Asian Honey, Lemon and Pepper Grilled Fish with Rice Noodle Salad Topped with Thai Garlic Sauce.

 

Asian Honey, Lemon and Pepper Grilled Fish with Rice Noodle Salad Topped with Thai Garlic Sauce.


Here’s something I cooked up when trying to experiment with south East Asian cooking. The amazing fact about south East Asian cuisine is that you can contribute much of your own as long as you keep the core flavors of tanginess and spiciness intact.  The diversity of flavor in Southeast Asian food includes a combination of both Indian and Chinese influences and that’s what makes it so damn tasty.

Ingredients:

4 to 6 small sized boneless fish fillets. Use Barramundi (bhetki) or salmon

Marinade

1/3 cup chopped garlic.

 1/3 cup chopped onion

1 green chilli chopped

2 fresh red chilis chopped (not dry red chilli)

 2 tbsp. black soya

 2 tbsp. hoisin sauce

1 tsp red chilli flakes

1 tsp Tabasco brand jalapeno sauce (red Tabasco will do)

 1 and ½ tbsp grated or chopped ginger.

(You can also use ginger juice)

 2 lemons squeezed

 Chopped coriander

 2 tbsp. brown palm sugar,

1 tbsp. crushed peppercorns

 4 tbsp. honey

2 tbsp. olive oil.

Mix all the ingredients together in a flat pan or any flat surfaced bow.  Now coat the fish lightly with flour. In the middle of the fillets make two or 3 incisions (shouldn’t be too deep just on surface). Immerse fish in marinade and coat thoroughly. Refrigerate for an hour.

*you can increase the amount of Tabasco and chilli if you like spicier food.

Thai Garlic Sauce

3 tbsp. Asian black pepper sauce (you can get this in malls. If you can’t get black pepper sauce then use oyster sauce) 3 tbsp. black soya 3 tbsp. honey 5 garlic cloves finely chopped 2 tblsp lime juice 1 tbsp. palm sugar 1 tsp red chilli flakes chopped coriander 1 and ½   tsp hot Tabasco sauce 2 and ½ tbsp. garlic paste 120 ml coconut milk black pepper or crushed peppercorns ● Soup stock 2 tbsp. corn flour dissolved in water for thickening.

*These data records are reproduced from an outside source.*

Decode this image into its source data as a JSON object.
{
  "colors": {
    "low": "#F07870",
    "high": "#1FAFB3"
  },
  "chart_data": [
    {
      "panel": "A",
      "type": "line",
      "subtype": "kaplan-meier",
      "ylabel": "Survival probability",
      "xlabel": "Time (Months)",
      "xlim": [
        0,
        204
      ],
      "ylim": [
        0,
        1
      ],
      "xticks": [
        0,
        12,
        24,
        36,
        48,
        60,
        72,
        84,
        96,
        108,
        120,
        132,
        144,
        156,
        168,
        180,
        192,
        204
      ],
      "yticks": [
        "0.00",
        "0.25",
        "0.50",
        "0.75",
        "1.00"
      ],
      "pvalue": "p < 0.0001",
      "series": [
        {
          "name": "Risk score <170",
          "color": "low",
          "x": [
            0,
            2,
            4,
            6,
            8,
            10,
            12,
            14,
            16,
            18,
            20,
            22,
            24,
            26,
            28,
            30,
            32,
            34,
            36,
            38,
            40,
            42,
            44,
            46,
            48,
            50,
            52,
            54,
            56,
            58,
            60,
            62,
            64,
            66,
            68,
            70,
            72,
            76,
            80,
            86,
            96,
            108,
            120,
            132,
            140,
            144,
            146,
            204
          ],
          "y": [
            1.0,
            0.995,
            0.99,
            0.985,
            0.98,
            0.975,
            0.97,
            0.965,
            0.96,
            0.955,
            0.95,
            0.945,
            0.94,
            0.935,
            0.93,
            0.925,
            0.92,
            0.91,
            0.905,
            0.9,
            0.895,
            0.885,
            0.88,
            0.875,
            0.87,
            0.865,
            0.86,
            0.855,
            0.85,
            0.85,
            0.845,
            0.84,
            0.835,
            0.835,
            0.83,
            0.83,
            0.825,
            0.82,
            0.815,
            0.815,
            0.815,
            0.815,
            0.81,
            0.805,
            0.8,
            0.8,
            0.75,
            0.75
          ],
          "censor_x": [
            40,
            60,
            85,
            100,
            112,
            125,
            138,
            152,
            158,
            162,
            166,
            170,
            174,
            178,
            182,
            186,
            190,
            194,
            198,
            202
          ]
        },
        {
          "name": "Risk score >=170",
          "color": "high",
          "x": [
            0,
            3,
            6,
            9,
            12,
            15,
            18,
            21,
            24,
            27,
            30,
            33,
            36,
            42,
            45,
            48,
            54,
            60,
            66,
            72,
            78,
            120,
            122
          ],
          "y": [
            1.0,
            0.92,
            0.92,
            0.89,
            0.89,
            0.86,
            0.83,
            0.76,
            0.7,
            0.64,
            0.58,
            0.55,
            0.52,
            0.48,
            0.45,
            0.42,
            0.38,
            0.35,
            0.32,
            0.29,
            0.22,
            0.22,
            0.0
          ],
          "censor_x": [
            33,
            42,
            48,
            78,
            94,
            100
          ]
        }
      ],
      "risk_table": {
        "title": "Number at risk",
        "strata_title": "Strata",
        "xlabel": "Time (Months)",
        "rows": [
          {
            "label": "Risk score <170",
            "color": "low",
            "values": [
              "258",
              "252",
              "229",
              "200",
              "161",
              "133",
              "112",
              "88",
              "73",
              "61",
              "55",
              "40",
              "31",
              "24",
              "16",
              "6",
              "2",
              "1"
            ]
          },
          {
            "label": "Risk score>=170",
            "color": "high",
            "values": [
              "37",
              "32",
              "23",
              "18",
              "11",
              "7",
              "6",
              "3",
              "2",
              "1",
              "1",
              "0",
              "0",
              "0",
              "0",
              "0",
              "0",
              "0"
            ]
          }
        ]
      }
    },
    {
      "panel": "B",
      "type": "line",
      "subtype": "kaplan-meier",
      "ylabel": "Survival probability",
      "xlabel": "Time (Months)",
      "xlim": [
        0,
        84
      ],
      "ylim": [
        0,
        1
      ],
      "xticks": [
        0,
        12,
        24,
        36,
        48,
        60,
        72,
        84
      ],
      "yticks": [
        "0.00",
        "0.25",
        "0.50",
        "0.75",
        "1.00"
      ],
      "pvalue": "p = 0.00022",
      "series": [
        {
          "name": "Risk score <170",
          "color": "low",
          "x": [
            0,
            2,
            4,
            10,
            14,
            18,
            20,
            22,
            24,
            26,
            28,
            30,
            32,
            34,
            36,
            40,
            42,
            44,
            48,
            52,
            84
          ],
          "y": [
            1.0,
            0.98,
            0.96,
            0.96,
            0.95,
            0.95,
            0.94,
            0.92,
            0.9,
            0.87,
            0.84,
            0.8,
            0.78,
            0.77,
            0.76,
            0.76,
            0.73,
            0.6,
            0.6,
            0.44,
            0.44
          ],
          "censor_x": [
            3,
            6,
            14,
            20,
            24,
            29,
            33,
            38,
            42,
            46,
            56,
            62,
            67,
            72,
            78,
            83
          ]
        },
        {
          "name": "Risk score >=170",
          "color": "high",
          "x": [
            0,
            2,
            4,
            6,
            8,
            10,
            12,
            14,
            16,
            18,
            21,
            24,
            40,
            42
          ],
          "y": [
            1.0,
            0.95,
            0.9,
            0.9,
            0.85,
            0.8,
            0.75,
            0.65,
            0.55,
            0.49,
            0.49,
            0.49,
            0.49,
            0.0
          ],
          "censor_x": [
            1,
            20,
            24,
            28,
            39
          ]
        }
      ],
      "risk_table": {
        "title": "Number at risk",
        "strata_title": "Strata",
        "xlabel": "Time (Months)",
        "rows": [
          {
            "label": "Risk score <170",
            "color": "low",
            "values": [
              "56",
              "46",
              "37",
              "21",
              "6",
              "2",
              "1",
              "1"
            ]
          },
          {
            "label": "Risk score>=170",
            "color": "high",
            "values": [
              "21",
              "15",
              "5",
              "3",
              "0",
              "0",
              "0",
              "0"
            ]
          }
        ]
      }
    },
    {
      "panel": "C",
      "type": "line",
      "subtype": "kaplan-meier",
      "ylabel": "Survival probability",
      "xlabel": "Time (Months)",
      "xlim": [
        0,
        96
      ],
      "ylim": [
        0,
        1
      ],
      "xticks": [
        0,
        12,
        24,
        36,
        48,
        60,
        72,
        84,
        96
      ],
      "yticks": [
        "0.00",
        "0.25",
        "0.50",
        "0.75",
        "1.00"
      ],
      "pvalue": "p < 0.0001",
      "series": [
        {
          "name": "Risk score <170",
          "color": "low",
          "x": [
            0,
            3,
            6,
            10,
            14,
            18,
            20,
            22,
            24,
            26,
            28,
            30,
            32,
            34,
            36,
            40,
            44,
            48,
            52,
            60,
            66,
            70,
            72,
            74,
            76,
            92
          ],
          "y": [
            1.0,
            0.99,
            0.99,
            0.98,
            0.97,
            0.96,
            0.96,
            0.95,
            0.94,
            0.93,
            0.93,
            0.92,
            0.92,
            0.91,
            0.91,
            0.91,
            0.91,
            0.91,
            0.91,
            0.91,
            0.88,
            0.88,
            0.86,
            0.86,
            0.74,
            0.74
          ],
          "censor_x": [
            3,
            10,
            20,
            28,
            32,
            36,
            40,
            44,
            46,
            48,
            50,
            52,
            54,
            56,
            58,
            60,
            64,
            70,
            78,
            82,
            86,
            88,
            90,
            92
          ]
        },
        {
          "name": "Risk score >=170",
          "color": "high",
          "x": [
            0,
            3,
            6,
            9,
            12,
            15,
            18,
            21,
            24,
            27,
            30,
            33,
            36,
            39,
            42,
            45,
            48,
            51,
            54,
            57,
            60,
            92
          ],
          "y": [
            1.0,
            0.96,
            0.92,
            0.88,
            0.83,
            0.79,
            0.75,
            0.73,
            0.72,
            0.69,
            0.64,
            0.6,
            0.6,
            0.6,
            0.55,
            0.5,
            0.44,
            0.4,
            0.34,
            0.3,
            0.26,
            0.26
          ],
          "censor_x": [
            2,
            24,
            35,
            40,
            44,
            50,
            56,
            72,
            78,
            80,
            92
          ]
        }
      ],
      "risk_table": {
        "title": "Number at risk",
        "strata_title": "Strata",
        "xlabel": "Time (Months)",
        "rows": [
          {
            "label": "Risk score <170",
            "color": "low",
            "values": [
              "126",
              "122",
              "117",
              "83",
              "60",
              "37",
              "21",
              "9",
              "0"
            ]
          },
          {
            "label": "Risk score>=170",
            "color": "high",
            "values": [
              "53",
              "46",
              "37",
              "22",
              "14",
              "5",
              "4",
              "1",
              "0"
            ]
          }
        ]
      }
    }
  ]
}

Mix all ingredients except garlic and peppercorns and coconut milk.  Heat oil in pan, add garlic paste, chopped garlic, stir fry then add the remaining mixture, cook for 3 minutes on semi high heat…add 3/4th cup soup stock. Just before completion add coconut milk. Add cornflour to thicken but just a little.

Rice Noodle Salad

Approx. 150 gms rice noodles, sliced potatoes, sliced snow peas (seam), Sliced tomatoes, Shredded onion, sliced cucumber, Salt, pepper, Garlic paste, 1 tsp dark soya sauce.

Boil some water, take off stove and soak rice noodles in the warm water. Keep an eye on this because if you allow it to soak too long, it’ll get soft. When the rice noodles are done, remove and spread out on a tray. Try to separate the noodles by sprinkling some oil and to avoid sticking.

Boil the snow peas till soft. For the potato roast…first slice the potatoes then semi boil them. Then roast in a little oil, sprinkle some salt and red chili while the potatoes are roasting. When it’s done it’ll taste good. Remove. Now add a bit of oil…in a wide pan or wok. Heat and add garlic paste, add the tomatoes, snow peas and onions, stir for awhile add rice noodles; add salt and pepper and soya sauce. Toss around so that all veggies are mixed then remove. You just need the heat to toss this around. Do not cook it as in making chow.


For plating. Arrange cucumber slices. Top with rice noodles, the place the grill fish on the noodles. Pour sauce over the fish. Garnish with coriander.